Foto: © Matthias Creutziger
„Durch die wohligen Klänge der Sächsischen Staatskapelle wird man an diesem Abend vollends von diesem Urlaubs- und Wonnegefühl überwältigt. Christian Thielemann und die Dresdner übermitteln eine ausgelassene Musizierfreude, dass es eine wahre Freude ist.“
Semperoper Dresden, 20. Oktober 2020
3. Symphoniekonzert der Sächsischen Staatskapelle Dresden
Christian Thielemann, Dirigent
Sächsische Staatskapelle Dresden
Ludwig van Beethoven:
Symphonie Nr. 6 F-Dur op. 68 »Pastorale«
Symphonie Nr. 7 A-Dur op. 92
von Pauline Lehmann
Die Sächsische Staatskapelle Dresden und ihr Chefdirigent Christian Thielemann setzen ihren Beethoven-Zyklus fort. Zur musikalischen Idee einer ländlichen Idylle in der Sinfonia pastorale tritt der schöpferische, pathetische Gestus der Siebten Symphonie. Eine pure Hörfreude!

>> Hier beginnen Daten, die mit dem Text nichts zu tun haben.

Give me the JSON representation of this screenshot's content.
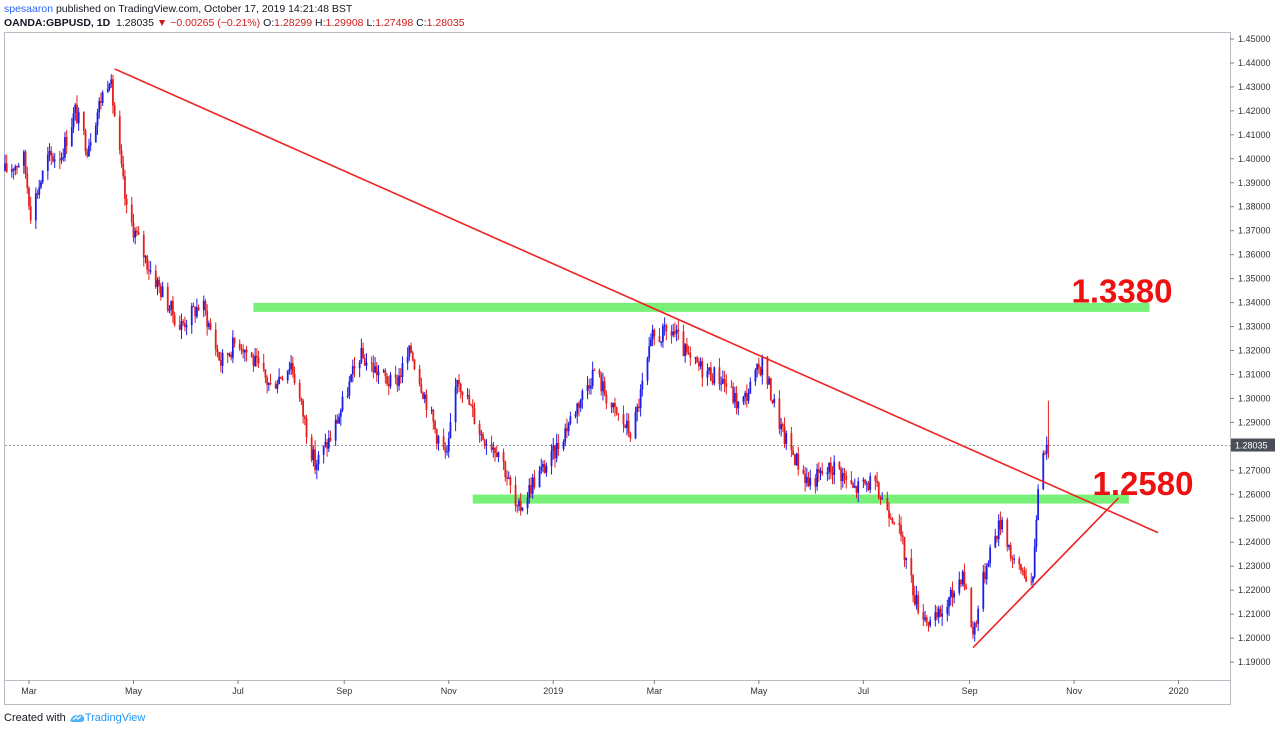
{
  "header": {
    "author": "spesaaron",
    "published": "published on TradingView.com, October 17, 2019 14:21:48 BST",
    "symbol": "OANDA:GBPUSD, 1D",
    "last": "1.28035",
    "change": "▼ −0.00265 (−0.21%)",
    "o_label": "O:",
    "o_value": "1.28299",
    "h_label": "H:",
    "h_value": "1.29908",
    "l_label": "L:",
    "l_value": "1.27498",
    "c_label": "C:",
    "c_value": "1.28035"
  },
  "footer": {
    "created_with": "Created with",
    "brand": "TradingView"
  },
  "chart_data": {
    "type": "candlestick",
    "title": "OANDA:GBPUSD, 1D",
    "ylim": [
      1.1825,
      1.4525
    ],
    "y_ticks": [
      "1.45000",
      "1.44000",
      "1.43000",
      "1.42000",
      "1.41000",
      "1.40000",
      "1.39000",
      "1.38000",
      "1.37000",
      "1.36000",
      "1.35000",
      "1.34000",
      "1.33000",
      "1.32000",
      "1.31000",
      "1.30000",
      "1.29000",
      "1.28000",
      "1.27000",
      "1.26000",
      "1.25000",
      "1.24000",
      "1.23000",
      "1.22000",
      "1.21000",
      "1.20000",
      "1.19000"
    ],
    "x_ticks": [
      "Mar",
      "May",
      "Jul",
      "Sep",
      "Nov",
      "2019",
      "Mar",
      "May",
      "Jul",
      "Sep",
      "Nov",
      "2020"
    ],
    "x_range": [
      "2018-02-15",
      "2020-01-31"
    ],
    "last_price_label": "1.28035",
    "last_price": 1.28035,
    "colors": {
      "up": "#1e1ee6",
      "down": "#e51d1d",
      "level": "#78f078",
      "trend": "#ee2222",
      "label": "#ee1111"
    },
    "price_path": [
      [
        "2018-02-15",
        1.395
      ],
      [
        "2018-02-26",
        1.4
      ],
      [
        "2018-03-02",
        1.378
      ],
      [
        "2018-03-12",
        1.4
      ],
      [
        "2018-03-20",
        1.402
      ],
      [
        "2018-03-28",
        1.42
      ],
      [
        "2018-04-04",
        1.405
      ],
      [
        "2018-04-12",
        1.425
      ],
      [
        "2018-04-17",
        1.435
      ],
      [
        "2018-04-27",
        1.378
      ],
      [
        "2018-05-10",
        1.355
      ],
      [
        "2018-05-28",
        1.33
      ],
      [
        "2018-06-10",
        1.34
      ],
      [
        "2018-06-21",
        1.315
      ],
      [
        "2018-07-01",
        1.325
      ],
      [
        "2018-07-20",
        1.305
      ],
      [
        "2018-08-01",
        1.315
      ],
      [
        "2018-08-15",
        1.272
      ],
      [
        "2018-08-25",
        1.285
      ],
      [
        "2018-09-10",
        1.318
      ],
      [
        "2018-09-30",
        1.305
      ],
      [
        "2018-10-10",
        1.32
      ],
      [
        "2018-10-25",
        1.285
      ],
      [
        "2018-10-31",
        1.275
      ],
      [
        "2018-11-06",
        1.31
      ],
      [
        "2018-11-20",
        1.285
      ],
      [
        "2018-12-01",
        1.278
      ],
      [
        "2018-12-11",
        1.252
      ],
      [
        "2018-12-20",
        1.265
      ],
      [
        "2018-12-31",
        1.275
      ],
      [
        "2019-01-10",
        1.29
      ],
      [
        "2019-01-25",
        1.312
      ],
      [
        "2019-02-05",
        1.295
      ],
      [
        "2019-02-16",
        1.285
      ],
      [
        "2019-02-28",
        1.325
      ],
      [
        "2019-03-12",
        1.328
      ],
      [
        "2019-03-22",
        1.315
      ],
      [
        "2019-04-10",
        1.308
      ],
      [
        "2019-04-20",
        1.296
      ],
      [
        "2019-05-03",
        1.315
      ],
      [
        "2019-05-15",
        1.285
      ],
      [
        "2019-05-30",
        1.265
      ],
      [
        "2019-06-15",
        1.272
      ],
      [
        "2019-06-25",
        1.262
      ],
      [
        "2019-07-05",
        1.265
      ],
      [
        "2019-07-20",
        1.25
      ],
      [
        "2019-08-01",
        1.215
      ],
      [
        "2019-08-10",
        1.205
      ],
      [
        "2019-08-20",
        1.215
      ],
      [
        "2019-08-28",
        1.228
      ],
      [
        "2019-09-03",
        1.202
      ],
      [
        "2019-09-12",
        1.235
      ],
      [
        "2019-09-20",
        1.25
      ],
      [
        "2019-09-27",
        1.23
      ],
      [
        "2019-10-03",
        1.228
      ],
      [
        "2019-10-08",
        1.222
      ],
      [
        "2019-10-11",
        1.265
      ],
      [
        "2019-10-16",
        1.284
      ],
      [
        "2019-10-17",
        1.2803
      ]
    ],
    "levels": [
      {
        "label": "1.3380",
        "value": 1.338,
        "from": "2018-07-10",
        "to": "2019-12-15"
      },
      {
        "label": "1.2580",
        "value": 1.258,
        "from": "2018-11-15",
        "to": "2019-12-03"
      }
    ],
    "trendlines": [
      {
        "from": [
          "2018-04-20",
          1.4375
        ],
        "to": [
          "2019-12-20",
          1.244
        ]
      },
      {
        "from": [
          "2019-09-03",
          1.196
        ],
        "to": [
          "2019-11-27",
          1.2585
        ]
      }
    ]
  }
}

Gleichsam schlagen die Sächsische Staatskapelle Dresden und ihr Chef mit dieser Werkfolge einen Bogen über eine der längsten Pausen im symphonischen Schaffen des Komponisten, denn während die Sechste in den Jahren 1807/08 parallel zur Fünften entstand, geht Ludwig van Beethoven mit seiner 1811/12 komponierten Siebten neue Wege.

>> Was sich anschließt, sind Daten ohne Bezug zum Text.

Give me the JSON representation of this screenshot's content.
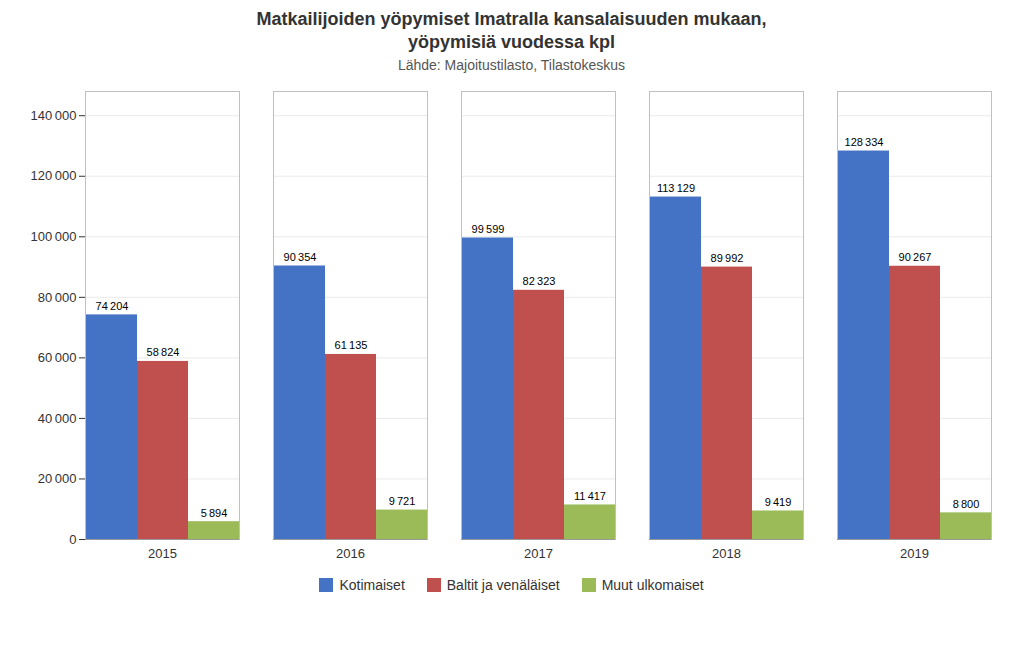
{
  "chart_data": {
    "type": "bar",
    "title": "Matkailijoiden yöpymiset Imatralla kansalaisuuden mukaan,\nyöpymisiä vuodessa kpl",
    "subtitle": "Lähde: Majoitustilasto, Tilastokeskus",
    "categories": [
      "2015",
      "2016",
      "2017",
      "2018",
      "2019"
    ],
    "series": [
      {
        "name": "Kotimaiset",
        "color": "#4472C4",
        "values": [
          74204,
          90354,
          99599,
          113129,
          128334
        ],
        "value_labels": [
          "74 204",
          "90 354",
          "99 599",
          "113 129",
          "128 334"
        ]
      },
      {
        "name": "Baltit ja venäläiset",
        "color": "#C0504D",
        "values": [
          58824,
          61135,
          82323,
          89992,
          90267
        ],
        "value_labels": [
          "58 824",
          "61 135",
          "82 323",
          "89 992",
          "90 267"
        ]
      },
      {
        "name": "Muut ulkomaiset",
        "color": "#9BBB59",
        "values": [
          5894,
          9721,
          11417,
          9419,
          8800
        ],
        "value_labels": [
          "5 894",
          "9 721",
          "11 417",
          "9 419",
          "8 800"
        ]
      }
    ],
    "ylim": [
      0,
      148000
    ],
    "yticks": [
      0,
      {
        "value": 20000,
        "label": "20 000"
      },
      {
        "value": 40000,
        "label": "40 000"
      },
      {
        "value": 60000,
        "label": "60 000"
      },
      {
        "value": 80000,
        "label": "80 000"
      },
      {
        "value": 100000,
        "label": "100 000"
      },
      {
        "value": 120000,
        "label": "120 000"
      },
      {
        "value": 140000,
        "label": "140 000"
      }
    ],
    "grid": true,
    "data_labels": true,
    "legend": "bottom"
  }
}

Vom Komponisten selbst mit den Worten „mehr Ausdruck der Empfindung als Mahlerey“ beschrieben, verkörpert die Sechste keine programmatische Idee in dem Sinne, dass sie Außermusikalisches in Klänge fasst. Der Symphoniker Beethoven bedient sich vielmehr der Ähnlichkeit, denn als Sinfonia characteristica übermittelt seine Sechste eine bloße Erinnerung, ist eine Ahnung an oder eine gedankliche Berührung mit einer Naturidylle.
Natur und Musik als Weltflucht, heute wie damals. „Wie froh bin ich, einmal in Gebüschen, Wäldern, unter Bäumen, Kräutern, Felsen wandeln zu können. Kein Mensch kann das Land so lieben wie ich. Geben doch Wälder, Bäume, Felsen den Widerhall, den der Mensch wünscht,” schreibt Ludwig van Beethoven im Frühjahr 1815 in einem Brief an Therese Malfatti. Durch die wohligen Klänge der Sächsischen Staatskapelle wird man an diesem Abend vollends von diesem Urlaubs- und Wonnegefühl überwältigt. Christian Thielemann und die Dresdner übermitteln eine ausgelassene Musizierfreude, dass es eine wahre Freude ist.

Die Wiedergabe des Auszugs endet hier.